Namun, dalam pengecualian, “kecuali yang (biasa) nampak dari mereka”, kata kerja “zhahara” tidak dinisbatkan kepada para wanita. Hal itu, mengingat kata kerja tersebut bukan berbentuk muta’addi (transitif), melainkan ia adalah kata kerja yang berbentuk lâzim (intransitif). Sebagai konsekwensinya adalah, bahwa seorang wanita diperintahkan untuk menyembunyikan perhiasannya secara mutlak, tanpa diberi pilihan lain untuk bisa memamerkannya sedikit pun. Di samping itu pula, ia tidak diperbolehkan memamerkan sedikit pun perhiasannya itu, kecuali apa yang memang harus nampak, tanpa sengaja untuk memperlihatkannya. Maka, yang demikian itu ia tidak berdosa. Semisal: jika sebagian perhiasannya itu tersingkap oleh angin, atau dikarenakan adanya keperluan pengobatan dan lain sebagainya, yang termasuk hal-hal yang mendesak dan memaksa. Sehingga, pengecualian di sini memiliki arti: “tidak berdosa”, sebagaimana yang terdapat dalam firman Allah Ta’ala:

لاَ يُكَلِّفُ اللهُ نَفْسًا إِلاَّ وُسْعَهَا

“Allah tidak membebani seseorang melainkan sesuai dengan kesanggupannya”. Dan firman-Nya:

وَقَدْ فَصَّلَ لَكُمْ مَّاحَرَّمَ عَلَيْكُمْ إِلاَّ مَااضْطُرِرْتُمْ إِلَيْهِ

Padahal sesungguhnya Allah telah menjelaskan kepada kamu apa yang diharamkan-Nya atasmu, kecuali apa yang terpaksa kamu memakannya”.(QS. al-An’âm:119).

 

Aspek ketiga, adalah firman Allah Ta’ala:

وَلْيَضْرِبْنَ بِخُمُرِهِنَّ عَلَى جُيُوبِهِنَّ

“Dan hendaklah mereka menutupkan kain kudung ke dada mereka”.

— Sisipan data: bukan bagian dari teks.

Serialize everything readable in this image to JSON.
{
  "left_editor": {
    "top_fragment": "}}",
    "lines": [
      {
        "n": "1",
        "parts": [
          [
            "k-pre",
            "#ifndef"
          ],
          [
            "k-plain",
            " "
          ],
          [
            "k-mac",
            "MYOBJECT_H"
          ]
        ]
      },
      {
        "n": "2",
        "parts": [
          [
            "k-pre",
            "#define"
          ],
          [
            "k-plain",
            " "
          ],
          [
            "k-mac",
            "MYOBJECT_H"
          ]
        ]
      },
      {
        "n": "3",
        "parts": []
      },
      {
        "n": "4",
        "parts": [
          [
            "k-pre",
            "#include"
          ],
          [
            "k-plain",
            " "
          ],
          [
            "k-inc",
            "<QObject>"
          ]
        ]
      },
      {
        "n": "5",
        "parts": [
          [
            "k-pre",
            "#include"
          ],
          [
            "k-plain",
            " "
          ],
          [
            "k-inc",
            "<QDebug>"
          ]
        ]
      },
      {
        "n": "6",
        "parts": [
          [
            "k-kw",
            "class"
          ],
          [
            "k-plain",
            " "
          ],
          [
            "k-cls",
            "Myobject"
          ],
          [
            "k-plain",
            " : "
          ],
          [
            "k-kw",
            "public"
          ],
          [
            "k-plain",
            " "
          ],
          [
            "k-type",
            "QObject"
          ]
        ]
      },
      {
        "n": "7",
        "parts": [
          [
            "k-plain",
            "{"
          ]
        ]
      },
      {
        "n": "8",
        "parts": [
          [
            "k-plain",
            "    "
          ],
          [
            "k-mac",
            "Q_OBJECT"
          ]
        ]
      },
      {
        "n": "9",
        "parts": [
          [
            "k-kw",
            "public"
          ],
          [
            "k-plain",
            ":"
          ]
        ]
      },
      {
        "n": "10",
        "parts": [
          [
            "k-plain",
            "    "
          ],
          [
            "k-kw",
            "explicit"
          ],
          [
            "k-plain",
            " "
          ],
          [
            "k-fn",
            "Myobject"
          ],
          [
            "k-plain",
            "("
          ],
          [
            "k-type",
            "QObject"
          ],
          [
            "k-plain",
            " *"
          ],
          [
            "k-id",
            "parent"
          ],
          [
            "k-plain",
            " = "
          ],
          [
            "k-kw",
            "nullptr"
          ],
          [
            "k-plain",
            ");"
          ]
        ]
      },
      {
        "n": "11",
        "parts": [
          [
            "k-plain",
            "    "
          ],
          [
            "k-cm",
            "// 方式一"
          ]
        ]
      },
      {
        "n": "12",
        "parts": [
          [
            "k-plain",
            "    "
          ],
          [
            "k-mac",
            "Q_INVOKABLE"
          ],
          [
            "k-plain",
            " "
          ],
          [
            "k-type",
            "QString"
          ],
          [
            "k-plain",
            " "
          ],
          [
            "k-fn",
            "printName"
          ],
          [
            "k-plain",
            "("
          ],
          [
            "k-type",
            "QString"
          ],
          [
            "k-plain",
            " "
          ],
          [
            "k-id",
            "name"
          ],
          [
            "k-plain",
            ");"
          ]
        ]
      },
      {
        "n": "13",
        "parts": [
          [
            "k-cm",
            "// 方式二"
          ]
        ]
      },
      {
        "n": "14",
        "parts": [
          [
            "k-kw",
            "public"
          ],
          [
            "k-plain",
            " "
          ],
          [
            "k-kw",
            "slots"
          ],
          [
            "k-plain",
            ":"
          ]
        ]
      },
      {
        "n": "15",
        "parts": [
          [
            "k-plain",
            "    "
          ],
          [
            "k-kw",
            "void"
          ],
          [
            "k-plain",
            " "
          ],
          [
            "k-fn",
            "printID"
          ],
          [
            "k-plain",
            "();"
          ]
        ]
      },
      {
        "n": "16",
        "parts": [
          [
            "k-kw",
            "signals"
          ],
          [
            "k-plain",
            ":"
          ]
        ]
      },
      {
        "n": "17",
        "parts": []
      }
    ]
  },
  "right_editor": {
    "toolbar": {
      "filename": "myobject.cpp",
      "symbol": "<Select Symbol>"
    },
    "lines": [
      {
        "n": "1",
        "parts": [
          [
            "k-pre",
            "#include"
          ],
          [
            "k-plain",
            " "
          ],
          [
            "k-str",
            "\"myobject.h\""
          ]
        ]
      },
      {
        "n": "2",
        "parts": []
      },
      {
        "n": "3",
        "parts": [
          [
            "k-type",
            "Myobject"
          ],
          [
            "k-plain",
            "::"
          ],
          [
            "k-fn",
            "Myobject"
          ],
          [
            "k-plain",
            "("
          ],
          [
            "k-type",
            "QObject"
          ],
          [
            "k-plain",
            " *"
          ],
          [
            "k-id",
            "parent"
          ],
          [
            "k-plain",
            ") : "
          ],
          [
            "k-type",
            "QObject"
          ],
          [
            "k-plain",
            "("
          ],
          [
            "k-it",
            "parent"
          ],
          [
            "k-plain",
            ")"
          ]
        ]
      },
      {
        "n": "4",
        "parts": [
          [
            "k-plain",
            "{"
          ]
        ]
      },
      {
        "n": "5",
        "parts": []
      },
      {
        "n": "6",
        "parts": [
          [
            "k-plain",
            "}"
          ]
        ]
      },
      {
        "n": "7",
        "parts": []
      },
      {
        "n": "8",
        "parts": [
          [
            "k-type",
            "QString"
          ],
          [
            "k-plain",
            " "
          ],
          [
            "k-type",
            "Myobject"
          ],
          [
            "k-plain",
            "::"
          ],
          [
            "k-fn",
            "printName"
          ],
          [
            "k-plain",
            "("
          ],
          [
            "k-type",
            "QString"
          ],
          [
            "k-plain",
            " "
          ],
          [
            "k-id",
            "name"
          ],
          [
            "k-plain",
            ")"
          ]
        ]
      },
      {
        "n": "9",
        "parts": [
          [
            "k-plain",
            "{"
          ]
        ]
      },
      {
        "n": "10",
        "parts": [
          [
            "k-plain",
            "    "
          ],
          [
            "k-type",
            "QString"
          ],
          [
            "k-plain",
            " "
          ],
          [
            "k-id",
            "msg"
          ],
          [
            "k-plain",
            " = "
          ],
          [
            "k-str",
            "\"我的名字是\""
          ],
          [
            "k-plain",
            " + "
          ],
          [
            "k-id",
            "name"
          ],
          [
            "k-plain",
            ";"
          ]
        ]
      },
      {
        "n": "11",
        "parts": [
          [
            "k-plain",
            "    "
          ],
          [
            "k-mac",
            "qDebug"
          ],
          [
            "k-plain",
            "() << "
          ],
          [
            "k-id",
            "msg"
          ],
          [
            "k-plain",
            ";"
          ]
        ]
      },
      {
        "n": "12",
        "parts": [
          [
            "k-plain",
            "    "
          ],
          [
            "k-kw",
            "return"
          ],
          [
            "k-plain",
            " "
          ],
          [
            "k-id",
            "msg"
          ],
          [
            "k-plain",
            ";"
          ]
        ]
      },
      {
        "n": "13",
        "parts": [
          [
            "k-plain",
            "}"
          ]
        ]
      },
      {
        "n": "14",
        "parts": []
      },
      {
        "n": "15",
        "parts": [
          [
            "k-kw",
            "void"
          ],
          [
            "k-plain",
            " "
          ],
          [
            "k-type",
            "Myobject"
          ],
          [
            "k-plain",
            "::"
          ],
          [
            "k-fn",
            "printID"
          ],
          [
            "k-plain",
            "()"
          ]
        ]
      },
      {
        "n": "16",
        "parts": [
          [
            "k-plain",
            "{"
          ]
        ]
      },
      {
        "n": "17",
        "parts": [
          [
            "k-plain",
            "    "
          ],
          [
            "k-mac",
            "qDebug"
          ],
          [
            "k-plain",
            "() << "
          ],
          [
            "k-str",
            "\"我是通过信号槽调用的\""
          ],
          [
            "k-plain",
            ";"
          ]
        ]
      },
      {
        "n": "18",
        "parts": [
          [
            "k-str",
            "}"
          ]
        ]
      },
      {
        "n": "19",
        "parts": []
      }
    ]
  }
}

Ketika Allah Ta’ala mewajibkan para wanita yang beriman untuk menutupi seluruh badan beserta perhiasan yang ada dalam kedua tempat terdahulu, juga agar tidak mempertontonkan sedikit pun perhiasannya dengan sengaja, dan bahwa apa yang nampak dari perhiasannya tanpa sengaja dipamerkan itu dimaafkan, maka untuk kesempurnaan hijab ini, Allah Ta’ala menjelaskan bahwasanya perhiasan yang haram diperlihatkan itu, termasuk di dalamnya seluruh tubuh wanita. Dan, mengingat bahwa bentuk baju umumnya terbelah atau berlobang, yang memungkinkan leher, jakun dan dada bisa kelihatan, maka Allah Ta’ala menjelaskan kewajiban untuk menutupinya beserta cara wanita tersebut memakaikan hijab itu, pada dearah tubuhnya yang belum tertutupi baju tadi. Lalu, Allah Ta’ala berfirman:

وَلْيَضْرِبْنَ بِخُمُرِهِنَّ عَلَى جُيُوبِهِنَّ

Dan hendaklah mereka menutupkan kain kudung ke dada mereka”.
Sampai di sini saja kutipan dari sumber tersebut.